Djairan ยท Rabu, 17 Juni 2020 - 09:05:00 WIB
Klaim Pengangguran Inggris Hampir 3 Juta Orang, Aktivitas Ekonomi Segera Dibuka
Kantor Statistik Nasional (ONS) Inggris melaporkan jumlah klaim pengangguran melonjak 126 persen menjadi 2,8 juta orang hingga Mei 2020. (Foto: AFP)

LONDON, iNews.id - Kantor Statistik Nasional (ONS) Inggris melaporkan jumlah klaim pengangguran melonjak 126 persen menjadi 2,8 juta orang hingga Mei 2020. Peningkatan tersebut dipicu oleh kebijakan lockdown di tengah pandemi Covid-19 yang membuat ribuan toko-toko dan bisnis terpaksa tutup.

Sementara itu, jumlah lowongan pekerjaan juga semakin jatuh ke rekor terendah karena aktivitas ekonomi terhenti.

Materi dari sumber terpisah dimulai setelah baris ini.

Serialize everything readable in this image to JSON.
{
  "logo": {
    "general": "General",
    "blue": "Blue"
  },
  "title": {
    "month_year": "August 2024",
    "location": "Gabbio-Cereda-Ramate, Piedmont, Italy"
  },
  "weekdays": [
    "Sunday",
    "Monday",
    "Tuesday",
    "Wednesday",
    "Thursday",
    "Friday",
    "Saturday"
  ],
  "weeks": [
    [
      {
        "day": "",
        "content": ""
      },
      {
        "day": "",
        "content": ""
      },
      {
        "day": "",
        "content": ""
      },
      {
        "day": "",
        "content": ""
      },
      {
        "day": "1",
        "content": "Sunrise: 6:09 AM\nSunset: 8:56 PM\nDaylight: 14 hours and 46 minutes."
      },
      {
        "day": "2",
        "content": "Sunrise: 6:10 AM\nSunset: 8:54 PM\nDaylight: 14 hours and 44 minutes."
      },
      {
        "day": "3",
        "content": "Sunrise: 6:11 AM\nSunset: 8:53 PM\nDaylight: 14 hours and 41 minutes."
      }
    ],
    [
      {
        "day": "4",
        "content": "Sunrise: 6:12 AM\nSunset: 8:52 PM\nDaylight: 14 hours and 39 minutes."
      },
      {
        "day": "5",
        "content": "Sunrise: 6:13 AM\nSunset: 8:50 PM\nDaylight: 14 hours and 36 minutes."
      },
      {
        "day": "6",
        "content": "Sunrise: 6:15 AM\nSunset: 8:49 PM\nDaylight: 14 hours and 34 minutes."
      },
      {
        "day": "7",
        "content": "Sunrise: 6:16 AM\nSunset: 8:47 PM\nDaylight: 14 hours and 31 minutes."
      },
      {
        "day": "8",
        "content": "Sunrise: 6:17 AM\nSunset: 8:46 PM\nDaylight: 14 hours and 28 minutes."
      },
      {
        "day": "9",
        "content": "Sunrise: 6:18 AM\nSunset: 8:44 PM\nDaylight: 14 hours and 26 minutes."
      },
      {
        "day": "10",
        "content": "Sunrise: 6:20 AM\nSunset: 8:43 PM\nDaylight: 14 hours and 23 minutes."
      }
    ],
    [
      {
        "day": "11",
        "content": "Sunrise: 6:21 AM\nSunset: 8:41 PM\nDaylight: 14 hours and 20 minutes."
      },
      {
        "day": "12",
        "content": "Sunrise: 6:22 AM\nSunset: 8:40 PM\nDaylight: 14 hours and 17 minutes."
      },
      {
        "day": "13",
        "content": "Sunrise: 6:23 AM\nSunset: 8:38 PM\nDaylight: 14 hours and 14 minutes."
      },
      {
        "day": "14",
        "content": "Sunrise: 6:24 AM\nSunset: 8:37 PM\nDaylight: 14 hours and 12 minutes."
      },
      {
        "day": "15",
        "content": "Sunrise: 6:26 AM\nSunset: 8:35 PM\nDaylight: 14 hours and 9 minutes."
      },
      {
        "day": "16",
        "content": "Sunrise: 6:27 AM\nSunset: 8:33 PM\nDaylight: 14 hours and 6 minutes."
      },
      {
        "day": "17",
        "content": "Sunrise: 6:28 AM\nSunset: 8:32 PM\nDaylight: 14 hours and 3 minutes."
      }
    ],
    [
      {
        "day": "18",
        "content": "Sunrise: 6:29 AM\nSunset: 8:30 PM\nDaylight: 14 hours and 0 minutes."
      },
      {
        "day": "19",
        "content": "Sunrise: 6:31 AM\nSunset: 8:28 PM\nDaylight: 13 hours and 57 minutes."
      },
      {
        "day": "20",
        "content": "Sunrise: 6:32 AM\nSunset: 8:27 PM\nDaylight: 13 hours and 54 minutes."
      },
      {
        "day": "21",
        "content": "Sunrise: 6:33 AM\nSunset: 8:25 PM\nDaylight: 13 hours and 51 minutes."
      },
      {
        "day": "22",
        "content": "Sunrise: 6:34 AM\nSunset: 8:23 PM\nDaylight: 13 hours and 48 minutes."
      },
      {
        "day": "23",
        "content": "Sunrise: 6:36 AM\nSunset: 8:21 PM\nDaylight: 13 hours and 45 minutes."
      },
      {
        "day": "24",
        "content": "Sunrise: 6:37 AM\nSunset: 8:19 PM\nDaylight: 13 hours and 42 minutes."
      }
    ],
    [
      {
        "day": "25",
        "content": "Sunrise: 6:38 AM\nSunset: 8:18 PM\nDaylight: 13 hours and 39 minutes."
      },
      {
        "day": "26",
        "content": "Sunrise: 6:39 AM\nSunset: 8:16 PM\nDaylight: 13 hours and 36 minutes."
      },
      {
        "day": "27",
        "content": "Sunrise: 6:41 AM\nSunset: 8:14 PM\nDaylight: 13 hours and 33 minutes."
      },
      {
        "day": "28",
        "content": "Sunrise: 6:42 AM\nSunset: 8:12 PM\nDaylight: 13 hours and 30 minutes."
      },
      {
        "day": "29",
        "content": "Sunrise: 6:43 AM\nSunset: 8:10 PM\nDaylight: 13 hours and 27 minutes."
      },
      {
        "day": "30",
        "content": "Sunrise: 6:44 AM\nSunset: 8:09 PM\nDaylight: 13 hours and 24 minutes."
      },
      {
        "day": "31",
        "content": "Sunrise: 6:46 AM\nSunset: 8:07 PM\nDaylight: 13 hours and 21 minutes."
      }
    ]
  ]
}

Namun, sejak aktivitas ekonomi ditutup pada 23 Maret lalu, pemerintah Inggris juga meluncurkan skema retensi bagi para pekerja, di mana mereka tetap diberikan sebagian dari upahnya selama dirumahkan.

Departemen Keuangan Inggris mengatakan, sebanyak 9,1 juta orang telah mendapatkan stimulus melalui skema retensi tersebut. Kondisi ini membuat pemerintah dan Bank of England (BOE) terus berada di bawah tekanan, ditambah dengan rilis data pekan lalu yang menunjukkan ekonomi Inggris terkontraksi hingga 20,4 persen pada April 2020.

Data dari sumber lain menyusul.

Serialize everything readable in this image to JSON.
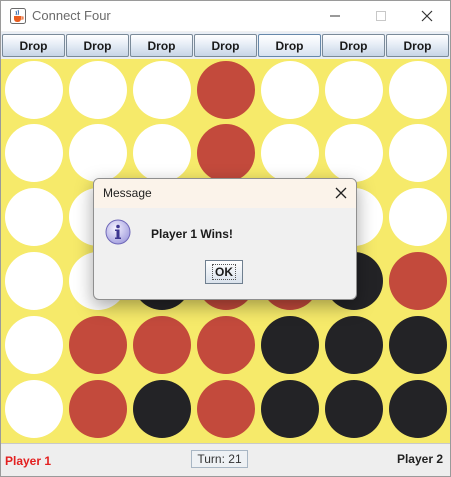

“Mereka yang dirumahkan itu belum muncul dalam statistik pengangguran, maka kita akan melihat tingkat pengangguran di Inggris akan terus melonjak," ujar ekonom Indeks Kota Fiona Cincotta dikutip dari Bloomberg, Rabu (17/6/2020).

Sebelumnya pada 15 Juni lalu, Konsorsium Ritel Inggris mengatakan, kebijakan lockdown selama pandemi Covid-19 telah menyebabkan toko-toko kehilangan pendapatan hingga Rp32,7 triliun hanya dalam seminggu, terutama pada pelaku usaha selain bisnis makanan. Hal ini menambah rentetan pemicu kontraksi ekonomi Inggris.

Mengantisipasi hal ini, Perdana Menteri Inggris Boris Johnson mengumumkan ribuan toko akan kembali dibuka setelah 83 hari terpaksa tidak beroperasi, karena kebijakan lockdown selama pandemi Covid-19. 

Mulai 1 Juni, pasar terbuka dan showroom mobil sudah mulai dibuka kembali, dan pada minggu ini para toko-toko ritel sudah dapat kembali membuka usaha mereka.